When leveraging a purpose-built system, even the minimal customization required will be externalized to maintain the integrity and upgradability of the product because the products, business models, and distribution channels are inherently understood by the core system.  Purpose-built product vendors are far more likely to include requested industry features in their roadmap since their singular focus is one industry, allowing them to go deeper and deliver a better fit.  When you’re not weighed down by layers of ad-hoc custom solutions, your business becomes truly product-first, allowing you to offer new products and stand out in the marketplace.  

What can a purpose-built solution do for your operation? 

Absence management is a great example of an increasingly important product that can easily be added to your EB offerings with a purpose-built solution. The federal Family and Medical Leave Act, state Paid and Family Medical Leave and other laws have created a web of new rules that differ depending on an employee’s location. A purpose-built solution for integrated disability and absence management (IDAM) allows a human resources department to easily work through such issues without a raft of paperwork. If your company doesn’t have the ability to pivot into this space easily because you’re using clunky software, you’ll lose out on this increasingly critical market.  

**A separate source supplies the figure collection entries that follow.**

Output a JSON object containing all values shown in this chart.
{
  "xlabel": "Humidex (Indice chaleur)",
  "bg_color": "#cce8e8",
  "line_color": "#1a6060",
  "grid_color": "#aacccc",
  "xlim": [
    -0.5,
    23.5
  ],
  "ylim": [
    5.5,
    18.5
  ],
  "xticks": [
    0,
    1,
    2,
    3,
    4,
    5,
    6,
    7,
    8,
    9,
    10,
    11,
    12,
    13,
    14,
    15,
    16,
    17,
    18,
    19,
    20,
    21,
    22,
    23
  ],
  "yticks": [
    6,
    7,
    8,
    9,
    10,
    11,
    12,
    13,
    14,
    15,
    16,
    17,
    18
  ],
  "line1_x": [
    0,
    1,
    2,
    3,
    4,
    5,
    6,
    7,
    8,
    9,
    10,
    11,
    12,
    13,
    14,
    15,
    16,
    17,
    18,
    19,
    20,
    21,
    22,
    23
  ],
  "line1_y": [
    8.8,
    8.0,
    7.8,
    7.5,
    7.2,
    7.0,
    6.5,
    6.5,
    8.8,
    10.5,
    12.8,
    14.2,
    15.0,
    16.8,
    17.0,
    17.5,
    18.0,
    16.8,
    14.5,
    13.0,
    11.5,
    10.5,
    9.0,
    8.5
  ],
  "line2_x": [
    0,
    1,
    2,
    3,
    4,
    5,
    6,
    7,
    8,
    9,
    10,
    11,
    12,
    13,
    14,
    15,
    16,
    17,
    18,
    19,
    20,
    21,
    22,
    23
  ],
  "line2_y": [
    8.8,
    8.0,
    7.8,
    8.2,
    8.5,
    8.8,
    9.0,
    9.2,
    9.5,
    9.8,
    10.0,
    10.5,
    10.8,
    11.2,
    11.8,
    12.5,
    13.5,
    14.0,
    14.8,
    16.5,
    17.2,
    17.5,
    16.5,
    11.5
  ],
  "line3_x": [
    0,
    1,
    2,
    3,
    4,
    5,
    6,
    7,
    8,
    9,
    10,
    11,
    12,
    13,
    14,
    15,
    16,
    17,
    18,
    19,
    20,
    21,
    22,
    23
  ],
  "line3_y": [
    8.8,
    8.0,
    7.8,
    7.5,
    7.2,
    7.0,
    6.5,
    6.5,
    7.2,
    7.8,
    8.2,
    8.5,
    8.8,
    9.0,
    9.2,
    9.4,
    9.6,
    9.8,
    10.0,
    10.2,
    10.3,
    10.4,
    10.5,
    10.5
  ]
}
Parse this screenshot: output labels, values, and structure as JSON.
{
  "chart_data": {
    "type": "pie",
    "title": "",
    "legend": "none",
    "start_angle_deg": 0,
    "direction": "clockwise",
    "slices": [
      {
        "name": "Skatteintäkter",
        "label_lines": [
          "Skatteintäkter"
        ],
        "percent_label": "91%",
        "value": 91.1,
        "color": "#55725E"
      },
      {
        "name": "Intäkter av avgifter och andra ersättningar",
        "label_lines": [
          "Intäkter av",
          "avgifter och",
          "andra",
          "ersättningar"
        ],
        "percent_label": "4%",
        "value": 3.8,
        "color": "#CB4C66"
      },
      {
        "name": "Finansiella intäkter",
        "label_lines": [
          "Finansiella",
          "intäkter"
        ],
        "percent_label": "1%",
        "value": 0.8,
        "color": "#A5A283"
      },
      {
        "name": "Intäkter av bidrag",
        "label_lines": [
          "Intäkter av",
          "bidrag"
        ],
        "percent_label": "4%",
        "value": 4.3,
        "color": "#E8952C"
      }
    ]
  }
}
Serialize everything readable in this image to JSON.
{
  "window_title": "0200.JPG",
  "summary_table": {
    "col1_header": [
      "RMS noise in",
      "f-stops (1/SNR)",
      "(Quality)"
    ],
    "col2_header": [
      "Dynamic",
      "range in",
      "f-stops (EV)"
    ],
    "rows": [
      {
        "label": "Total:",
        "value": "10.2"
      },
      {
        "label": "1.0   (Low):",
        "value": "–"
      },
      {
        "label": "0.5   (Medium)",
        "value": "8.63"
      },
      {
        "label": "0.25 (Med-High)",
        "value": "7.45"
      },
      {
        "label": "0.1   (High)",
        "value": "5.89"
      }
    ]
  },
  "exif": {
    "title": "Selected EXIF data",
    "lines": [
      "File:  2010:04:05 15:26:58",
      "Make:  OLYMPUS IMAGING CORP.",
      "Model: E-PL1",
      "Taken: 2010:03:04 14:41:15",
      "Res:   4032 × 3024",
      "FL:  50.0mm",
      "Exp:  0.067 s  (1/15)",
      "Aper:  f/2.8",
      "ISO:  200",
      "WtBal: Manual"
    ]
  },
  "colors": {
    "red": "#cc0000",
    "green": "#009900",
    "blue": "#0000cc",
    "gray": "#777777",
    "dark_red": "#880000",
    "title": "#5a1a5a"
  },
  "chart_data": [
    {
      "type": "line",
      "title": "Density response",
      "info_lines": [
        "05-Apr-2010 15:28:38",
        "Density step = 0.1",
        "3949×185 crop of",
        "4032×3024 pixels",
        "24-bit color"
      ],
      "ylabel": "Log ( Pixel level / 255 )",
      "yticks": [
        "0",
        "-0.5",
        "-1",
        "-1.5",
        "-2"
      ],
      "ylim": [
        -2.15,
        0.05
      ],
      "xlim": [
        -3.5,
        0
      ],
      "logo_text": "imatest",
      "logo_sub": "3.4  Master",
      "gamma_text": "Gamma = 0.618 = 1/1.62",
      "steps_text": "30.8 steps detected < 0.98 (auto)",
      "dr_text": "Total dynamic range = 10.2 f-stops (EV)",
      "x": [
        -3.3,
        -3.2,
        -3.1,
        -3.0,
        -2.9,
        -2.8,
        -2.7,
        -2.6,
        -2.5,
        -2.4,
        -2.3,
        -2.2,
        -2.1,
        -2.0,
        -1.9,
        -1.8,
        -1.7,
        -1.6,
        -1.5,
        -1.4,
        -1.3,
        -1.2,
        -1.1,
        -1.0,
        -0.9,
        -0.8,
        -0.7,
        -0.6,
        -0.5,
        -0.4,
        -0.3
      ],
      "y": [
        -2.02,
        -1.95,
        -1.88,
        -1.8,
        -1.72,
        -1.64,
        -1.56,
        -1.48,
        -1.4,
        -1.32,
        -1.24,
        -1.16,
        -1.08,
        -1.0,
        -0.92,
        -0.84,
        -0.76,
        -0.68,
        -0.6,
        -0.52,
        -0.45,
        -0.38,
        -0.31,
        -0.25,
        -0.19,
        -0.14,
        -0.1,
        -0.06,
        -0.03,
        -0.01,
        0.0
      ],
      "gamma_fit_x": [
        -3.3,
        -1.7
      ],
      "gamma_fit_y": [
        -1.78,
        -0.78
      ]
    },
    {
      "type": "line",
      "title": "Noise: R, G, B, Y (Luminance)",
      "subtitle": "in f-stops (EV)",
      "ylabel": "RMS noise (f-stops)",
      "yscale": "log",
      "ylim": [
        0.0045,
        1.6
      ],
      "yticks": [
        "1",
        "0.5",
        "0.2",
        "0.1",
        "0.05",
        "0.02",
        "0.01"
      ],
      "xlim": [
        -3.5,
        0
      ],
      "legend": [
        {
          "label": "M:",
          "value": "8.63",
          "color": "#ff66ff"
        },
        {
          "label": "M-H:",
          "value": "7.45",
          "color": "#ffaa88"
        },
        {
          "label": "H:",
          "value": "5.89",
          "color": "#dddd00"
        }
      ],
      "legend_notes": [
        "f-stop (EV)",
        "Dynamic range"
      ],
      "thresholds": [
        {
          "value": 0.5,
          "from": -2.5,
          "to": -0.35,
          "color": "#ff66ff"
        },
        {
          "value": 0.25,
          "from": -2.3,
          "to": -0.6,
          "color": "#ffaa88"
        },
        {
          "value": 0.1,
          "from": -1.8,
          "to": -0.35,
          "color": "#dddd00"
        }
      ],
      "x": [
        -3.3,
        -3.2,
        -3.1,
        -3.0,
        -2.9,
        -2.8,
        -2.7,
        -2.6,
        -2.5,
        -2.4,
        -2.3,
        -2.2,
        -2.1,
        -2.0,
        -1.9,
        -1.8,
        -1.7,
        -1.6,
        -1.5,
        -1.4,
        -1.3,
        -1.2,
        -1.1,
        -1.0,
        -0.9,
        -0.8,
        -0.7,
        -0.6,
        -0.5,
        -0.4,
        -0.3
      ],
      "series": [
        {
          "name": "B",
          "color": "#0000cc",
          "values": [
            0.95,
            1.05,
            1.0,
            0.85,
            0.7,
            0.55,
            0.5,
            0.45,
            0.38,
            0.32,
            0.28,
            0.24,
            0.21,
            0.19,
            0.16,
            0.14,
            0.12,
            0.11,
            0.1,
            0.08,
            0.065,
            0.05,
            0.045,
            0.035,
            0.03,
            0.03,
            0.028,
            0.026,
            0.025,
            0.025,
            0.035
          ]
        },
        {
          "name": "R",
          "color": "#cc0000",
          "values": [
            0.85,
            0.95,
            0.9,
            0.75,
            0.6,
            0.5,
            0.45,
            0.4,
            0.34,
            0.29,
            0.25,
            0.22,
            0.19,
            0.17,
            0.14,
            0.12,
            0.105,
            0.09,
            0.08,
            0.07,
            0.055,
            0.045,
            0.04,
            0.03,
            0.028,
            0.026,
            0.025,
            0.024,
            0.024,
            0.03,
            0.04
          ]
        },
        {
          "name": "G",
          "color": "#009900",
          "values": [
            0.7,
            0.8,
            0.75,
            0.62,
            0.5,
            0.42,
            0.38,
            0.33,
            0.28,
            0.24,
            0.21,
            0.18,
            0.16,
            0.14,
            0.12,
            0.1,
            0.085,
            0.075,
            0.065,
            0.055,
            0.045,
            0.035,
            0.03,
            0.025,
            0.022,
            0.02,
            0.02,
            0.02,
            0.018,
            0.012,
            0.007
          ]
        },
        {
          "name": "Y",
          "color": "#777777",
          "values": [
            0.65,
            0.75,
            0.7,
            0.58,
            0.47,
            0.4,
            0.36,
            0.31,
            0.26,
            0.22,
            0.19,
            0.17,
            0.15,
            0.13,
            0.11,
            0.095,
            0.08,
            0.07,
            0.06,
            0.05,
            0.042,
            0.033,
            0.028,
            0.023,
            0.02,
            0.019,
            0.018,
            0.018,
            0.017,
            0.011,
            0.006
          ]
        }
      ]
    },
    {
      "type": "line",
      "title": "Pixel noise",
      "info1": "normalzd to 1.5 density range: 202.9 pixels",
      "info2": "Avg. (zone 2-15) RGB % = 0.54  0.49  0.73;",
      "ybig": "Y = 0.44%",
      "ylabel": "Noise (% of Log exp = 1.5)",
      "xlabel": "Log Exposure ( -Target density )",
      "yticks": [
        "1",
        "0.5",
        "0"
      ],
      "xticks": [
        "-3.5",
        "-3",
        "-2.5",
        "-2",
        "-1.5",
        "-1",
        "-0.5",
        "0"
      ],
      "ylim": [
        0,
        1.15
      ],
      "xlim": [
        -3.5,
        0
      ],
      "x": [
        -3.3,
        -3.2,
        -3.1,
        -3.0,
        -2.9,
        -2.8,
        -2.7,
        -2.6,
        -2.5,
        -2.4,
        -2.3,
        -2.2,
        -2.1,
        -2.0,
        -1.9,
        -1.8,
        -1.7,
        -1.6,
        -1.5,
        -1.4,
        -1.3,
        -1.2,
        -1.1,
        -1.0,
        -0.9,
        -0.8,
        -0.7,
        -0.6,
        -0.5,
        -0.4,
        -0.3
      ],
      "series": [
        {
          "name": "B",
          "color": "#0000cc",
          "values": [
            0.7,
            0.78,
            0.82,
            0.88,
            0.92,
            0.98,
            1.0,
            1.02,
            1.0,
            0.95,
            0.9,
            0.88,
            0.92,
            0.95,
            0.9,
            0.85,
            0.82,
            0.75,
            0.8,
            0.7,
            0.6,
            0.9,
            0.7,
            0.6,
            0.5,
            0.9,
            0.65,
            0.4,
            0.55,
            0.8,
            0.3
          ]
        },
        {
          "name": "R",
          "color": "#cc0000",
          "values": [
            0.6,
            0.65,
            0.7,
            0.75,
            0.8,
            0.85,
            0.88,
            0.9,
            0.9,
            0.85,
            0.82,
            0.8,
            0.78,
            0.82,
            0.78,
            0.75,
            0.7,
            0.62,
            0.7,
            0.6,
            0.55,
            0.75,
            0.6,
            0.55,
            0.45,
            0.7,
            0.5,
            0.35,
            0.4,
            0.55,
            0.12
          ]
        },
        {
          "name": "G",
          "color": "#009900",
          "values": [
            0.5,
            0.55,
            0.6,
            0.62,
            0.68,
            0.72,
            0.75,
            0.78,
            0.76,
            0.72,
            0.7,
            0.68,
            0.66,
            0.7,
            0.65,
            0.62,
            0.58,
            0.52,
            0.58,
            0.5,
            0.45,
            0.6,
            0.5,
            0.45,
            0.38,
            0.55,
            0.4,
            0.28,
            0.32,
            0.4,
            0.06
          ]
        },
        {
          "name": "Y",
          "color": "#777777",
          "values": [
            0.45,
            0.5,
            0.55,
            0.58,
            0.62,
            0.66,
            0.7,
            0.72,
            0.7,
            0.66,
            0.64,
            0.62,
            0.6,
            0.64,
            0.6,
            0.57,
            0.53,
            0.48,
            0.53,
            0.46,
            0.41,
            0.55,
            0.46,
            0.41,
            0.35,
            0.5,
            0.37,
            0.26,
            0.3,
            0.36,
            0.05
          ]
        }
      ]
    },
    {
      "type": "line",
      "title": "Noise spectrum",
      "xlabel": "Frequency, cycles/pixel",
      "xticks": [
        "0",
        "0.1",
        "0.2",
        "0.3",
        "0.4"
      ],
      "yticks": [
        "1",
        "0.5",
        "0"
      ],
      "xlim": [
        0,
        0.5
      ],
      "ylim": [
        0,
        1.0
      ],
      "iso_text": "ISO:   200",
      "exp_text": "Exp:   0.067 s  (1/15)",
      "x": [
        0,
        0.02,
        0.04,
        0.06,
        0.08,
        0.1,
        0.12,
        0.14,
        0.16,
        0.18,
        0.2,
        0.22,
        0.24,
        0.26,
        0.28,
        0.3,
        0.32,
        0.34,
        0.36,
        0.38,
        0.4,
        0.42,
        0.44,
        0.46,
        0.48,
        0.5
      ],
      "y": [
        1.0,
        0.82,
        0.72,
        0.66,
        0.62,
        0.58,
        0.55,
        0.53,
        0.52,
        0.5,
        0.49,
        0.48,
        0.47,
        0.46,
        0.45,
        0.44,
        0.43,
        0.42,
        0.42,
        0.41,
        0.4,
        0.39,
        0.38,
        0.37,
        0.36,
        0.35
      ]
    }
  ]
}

The advantages of a purpose-built solution: 

  • Reduces the cost of ownership. Purpose-built systems dramatically reduce the cost of ownership since there’s less customization to be maintained. For example, when you take a car you’ve customized into the shop, the technician will have to figure out how everything works first before the repair work begins. Even when they do, the cost to repair is likely to be elevated due to workarounds based on the customizations. Similarly, if you’re adding customization to your insurance system, every time you upgrade you have to consider unique customizations over again. A purpose-built solution already fits your business needs, and any tweaks you want to make — like adding IDAM— become easy add-ons. 
  • Increases your business agility. A purpose-built solution reduces complexity, so you can quickly add key features and products to meet the changing needs of your customers. This can put you ahead of competitors and give you market differentiation. 
  • Gives you more value for money spent. A substantial return on investment will come from your initial spend with a purpose-built system because you’re able to take on new capabilities quickly from your core platform supplier. Good platform suppliers spend millions on R&D, but that’s of diminishing value to you if you require extra effort to make your customizations compatible with updates. The more customization you have, the more updating and testing you’re likely to need, and the less often you’ll take platform updates, which means you aren’t conforming to the product best practices or reaping the full benefits of a SaaS platform offering. 

Don’t force it 

Forcing EB products into a P&C platform, or vice versa, just doesn’t work. Similarly, multiple customizations can be a challenge when striving for a flexible, configurable system. Searching for workarounds, overlooking the complexity of rating factors, and resting on the faulty notion that “it’s all insurance in the end” will put you in a less than advantageous market position.  

That’s why it’s important to embrace a SaaS solution specifically for the EB market from the start. You need software that provides the crucial capabilities to be a product-first market leader and differentiator. You need to be purpose-built.